Nationwide, more than 57 million workers in America say they would form a union tomorrow to improve their lives. However, some employers do just about anything to stop them. For example, 95 percent of employers try to stop their workers from forming a union, according to Cornell University researcher Kate Bronfenbrenner, and a quarter of them have fired workers illegally .

In fact, more than 20,000 workers were fired or discriminated against in 2004 alone for exercising their right to freedom of association in the workplace, according to National Labor Relations Board annual reports. That amounts to a worker in this country being fired or discriminated against every 23 minutes for trying to exercise this basic human right.

That is why we need to urge lawmakers to support the Employee Free Choice Act. This bipartisan federal legislation would ensure that when a majority of employees in a workplace decides to form a union, they can do so without the grueling obstacles employers now use to block workers' free choice.

U.S. Sens. Edward Kennedy (D, Mass.) and Arlen Specter (R, Pa.) and Reps. George Miller (D, Calif.) and Peter King (R, N.Y.) introduced this legislation into the 109th Congress. We are appreciative that the members of Hawaii's entire congressional delegation also have signed on as co-sponsors.

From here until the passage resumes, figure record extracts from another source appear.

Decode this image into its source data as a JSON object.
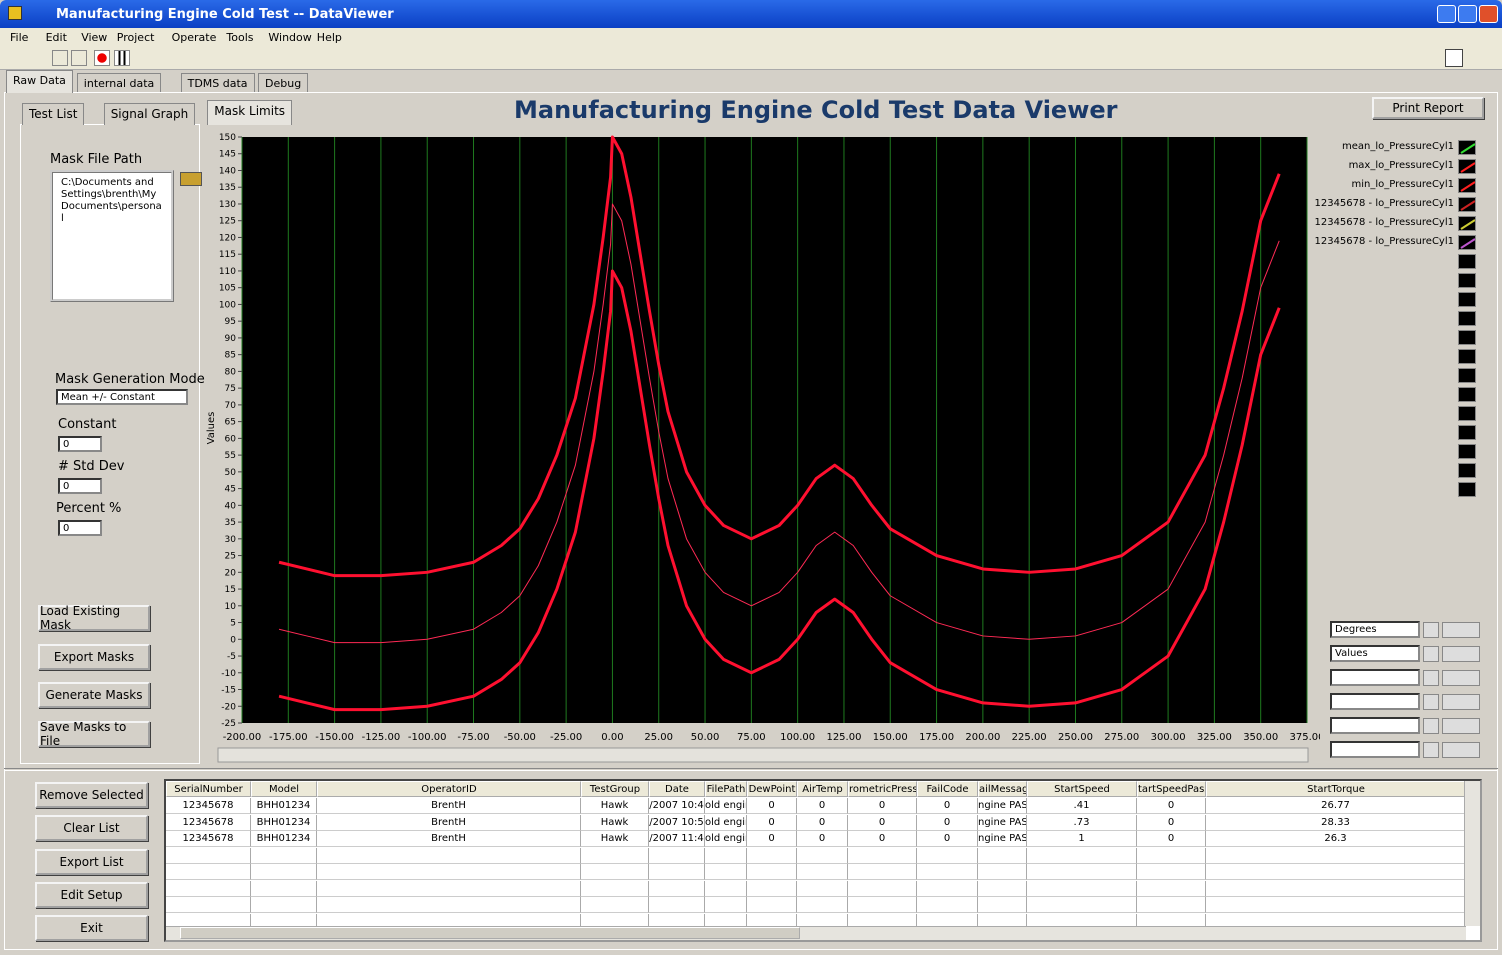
{
  "window": {
    "title": "Manufacturing Engine Cold Test -- DataViewer"
  },
  "menu": [
    "File",
    "Edit",
    "View",
    "Project",
    "Operate",
    "Tools",
    "Window",
    "Help"
  ],
  "outer_tabs": [
    "Raw Data",
    "internal data",
    "TDMS data",
    "Debug"
  ],
  "inner_tabs": [
    "Test List",
    "Signal Graph",
    "Mask Limits"
  ],
  "heading": "Manufacturing Engine Cold Test Data Viewer",
  "print_button": "Print Report",
  "mask_panel": {
    "path_label": "Mask File Path",
    "path": "C:\\Documents and Settings\\brenth\\My Documents\\personal",
    "mode_label": "Mask Generation Mode",
    "mode": "Mean +/- Constant",
    "constant_label": "Constant",
    "constant": "0",
    "std_label": "# Std Dev",
    "std": "0",
    "percent_label": "Percent %",
    "percent": "0",
    "buttons": [
      "Load Existing Mask",
      "Export Masks",
      "Generate Masks",
      "Save Masks to File"
    ]
  },
  "list_buttons": [
    "Remove Selected",
    "Clear List",
    "Export List",
    "Edit Setup",
    "Exit"
  ],
  "axis_fields": [
    "Degrees",
    "Values"
  ],
  "graph": {
    "type": "line",
    "y_label": "Values",
    "grid": true,
    "x": [
      -180,
      -165,
      -150,
      -125,
      -100,
      -75,
      -60,
      -50,
      -40,
      -30,
      -20,
      -10,
      -5,
      -1,
      0,
      5,
      10,
      15,
      20,
      25,
      30,
      40,
      50,
      60,
      75,
      90,
      100,
      110,
      120,
      130,
      140,
      150,
      175,
      200,
      225,
      250,
      275,
      300,
      320,
      330,
      340,
      350,
      360
    ],
    "series": [
      {
        "name": "mean_lo_PressureCyl1",
        "color": "#ff2a55",
        "icon": "#33dd33",
        "width": 1,
        "values": [
          3,
          1,
          -1,
          -1,
          0,
          3,
          8,
          13,
          22,
          35,
          52,
          80,
          100,
          118,
          130,
          125,
          112,
          95,
          78,
          62,
          48,
          30,
          20,
          14,
          10,
          14,
          20,
          28,
          32,
          28,
          20,
          13,
          5,
          1,
          0,
          1,
          5,
          15,
          35,
          55,
          78,
          105,
          119
        ]
      },
      {
        "name": "max_lo_PressureCyl1",
        "color": "#ff1030",
        "icon": "#ff2020",
        "width": 3,
        "values": [
          23,
          21,
          19,
          19,
          20,
          23,
          28,
          33,
          42,
          55,
          72,
          100,
          120,
          138,
          150,
          145,
          132,
          115,
          98,
          82,
          68,
          50,
          40,
          34,
          30,
          34,
          40,
          48,
          52,
          48,
          40,
          33,
          25,
          21,
          20,
          21,
          25,
          35,
          55,
          75,
          98,
          125,
          139
        ]
      },
      {
        "name": "min_lo_PressureCyl1",
        "color": "#ff1030",
        "icon": "#ff2020",
        "width": 3,
        "values": [
          -17,
          -19,
          -21,
          -21,
          -20,
          -17,
          -12,
          -7,
          2,
          15,
          32,
          60,
          80,
          98,
          110,
          105,
          92,
          75,
          58,
          42,
          28,
          10,
          0,
          -6,
          -10,
          -6,
          0,
          8,
          12,
          8,
          0,
          -7,
          -15,
          -19,
          -20,
          -19,
          -15,
          -5,
          15,
          35,
          58,
          85,
          99
        ]
      },
      {
        "name": "12345678 - lo_PressureCyl1",
        "color": "#aa1111",
        "icon": "#cc2222",
        "width": 1,
        "values": []
      },
      {
        "name": "12345678 - lo_PressureCyl1",
        "color": "#999900",
        "icon": "#cccc33",
        "width": 1,
        "values": []
      },
      {
        "name": "12345678 - lo_PressureCyl1",
        "color": "#aa33aa",
        "icon": "#bb55cc",
        "width": 1,
        "values": []
      }
    ],
    "xlim": [
      -200,
      375
    ],
    "ylim": [
      -25,
      150
    ],
    "xticks": [
      {
        "value": -200,
        "label": "-200.00"
      },
      {
        "value": -175,
        "label": "-175.00"
      },
      {
        "value": -150,
        "label": "-150.00"
      },
      {
        "value": -125,
        "label": "-125.00"
      },
      {
        "value": -100,
        "label": "-100.00"
      },
      {
        "value": -75,
        "label": "-75.00"
      },
      {
        "value": -50,
        "label": "-50.00"
      },
      {
        "value": -25,
        "label": "-25.00"
      },
      {
        "value": 0,
        "label": "0.00"
      },
      {
        "value": 25,
        "label": "25.00"
      },
      {
        "value": 50,
        "label": "50.00"
      },
      {
        "value": 75,
        "label": "75.00"
      },
      {
        "value": 100,
        "label": "100.00"
      },
      {
        "value": 125,
        "label": "125.00"
      },
      {
        "value": 150,
        "label": "150.00"
      },
      {
        "value": 175,
        "label": "175.00"
      },
      {
        "value": 200,
        "label": "200.00"
      },
      {
        "value": 225,
        "label": "225.00"
      },
      {
        "value": 250,
        "label": "250.00"
      },
      {
        "value": 275,
        "label": "275.00"
      },
      {
        "value": 300,
        "label": "300.00"
      },
      {
        "value": 325,
        "label": "325.00"
      },
      {
        "value": 350,
        "label": "350.00"
      },
      {
        "value": 375,
        "label": "375.00"
      }
    ],
    "yticks": [
      -25,
      -20,
      -15,
      -10,
      -5,
      0,
      5,
      10,
      15,
      20,
      25,
      30,
      35,
      40,
      45,
      50,
      55,
      60,
      65,
      70,
      75,
      80,
      85,
      90,
      95,
      100,
      105,
      110,
      115,
      120,
      125,
      130,
      135,
      140,
      145,
      150
    ]
  },
  "table": {
    "columns": [
      "SerialNumber",
      "Model",
      "OperatorID",
      "TestGroup",
      "Date",
      "FilePath",
      "DewPoint",
      "AirTemp",
      "rometricPressu",
      "FailCode",
      "ailMessage",
      "StartSpeed",
      "tartSpeedPass",
      "StartTorque"
    ],
    "rows": [
      [
        "12345678",
        "BHH01234",
        "BrentH",
        "Hawk",
        "/2007 10:4",
        "old engin",
        "0",
        "0",
        "0",
        "0",
        "ngine PASS",
        ".41",
        "0",
        "26.77"
      ],
      [
        "12345678",
        "BHH01234",
        "BrentH",
        "Hawk",
        "/2007 10:5",
        "old engin",
        "0",
        "0",
        "0",
        "0",
        "ngine PASS",
        ".73",
        "0",
        "28.33"
      ],
      [
        "12345678",
        "BHH01234",
        "BrentH",
        "Hawk",
        "/2007 11:4",
        "old engin",
        "0",
        "0",
        "0",
        "0",
        "ngine PASS",
        "1",
        "0",
        "26.3"
      ]
    ]
  }
}
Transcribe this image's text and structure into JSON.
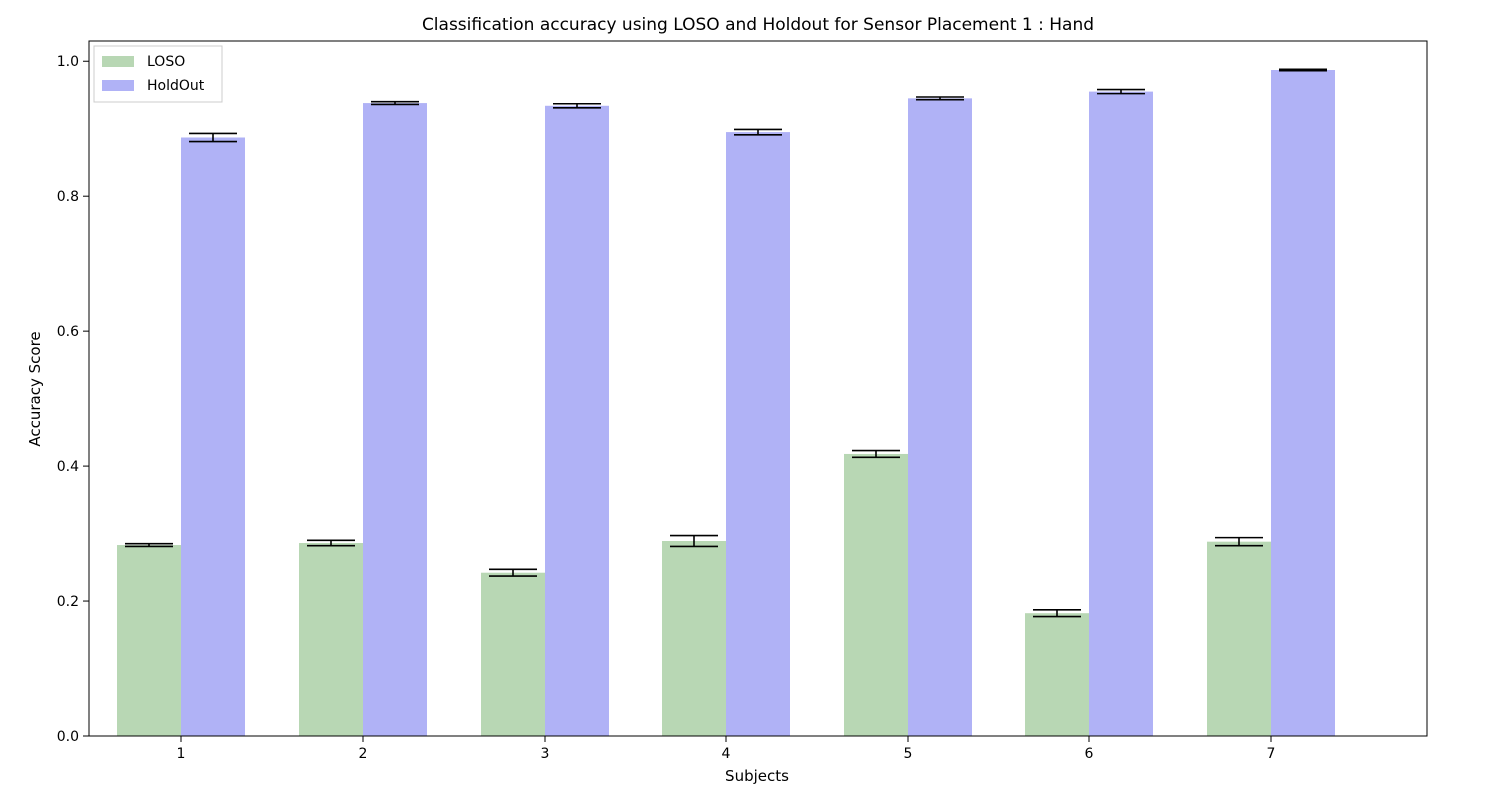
{
  "chart_data": {
    "type": "bar",
    "title": "Classification accuracy using LOSO and Holdout for Sensor Placement 1 : Hand",
    "xlabel": "Subjects",
    "ylabel": "Accuracy Score",
    "categories": [
      "1",
      "2",
      "3",
      "4",
      "5",
      "6",
      "7"
    ],
    "ylim": [
      0.0,
      1.03
    ],
    "yticks": [
      0.0,
      0.2,
      0.4,
      0.6,
      0.8,
      1.0
    ],
    "ytick_labels": [
      "0.0",
      "0.2",
      "0.4",
      "0.6",
      "0.8",
      "1.0"
    ],
    "grid": false,
    "legend_position": "top-left",
    "series": [
      {
        "name": "LOSO",
        "color": "#b8d7b4",
        "values": [
          0.283,
          0.286,
          0.242,
          0.289,
          0.418,
          0.182,
          0.288
        ],
        "errors": [
          0.002,
          0.004,
          0.005,
          0.008,
          0.005,
          0.005,
          0.006
        ]
      },
      {
        "name": "HoldOut",
        "color": "#b0b2f6",
        "values": [
          0.887,
          0.938,
          0.934,
          0.895,
          0.945,
          0.955,
          0.987
        ],
        "errors": [
          0.006,
          0.002,
          0.003,
          0.004,
          0.002,
          0.003,
          0.001
        ]
      }
    ]
  }
}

Workers should have the right to make their own choices about forming a union, without interference from management. When employers violate the right of workers to form a union, everyone suffers. Our basic constitutional freedoms are compromised. Wages fall, race and gender pay gaps widen, and workplace discrimination increases and job safety standards disappear. Labor unions are the best tool we have for fighting poverty and bringing about social justice.

As we commemorate the 70th anniversary of the Wagner Act, it is time that elected leaders on both sides of the aisle come together to find real solutions that ensure workers actually receive the protection that the authors of this legislation originally intended.

Harold Dias, Jr. is president of the Hawaii State AFL-CIO.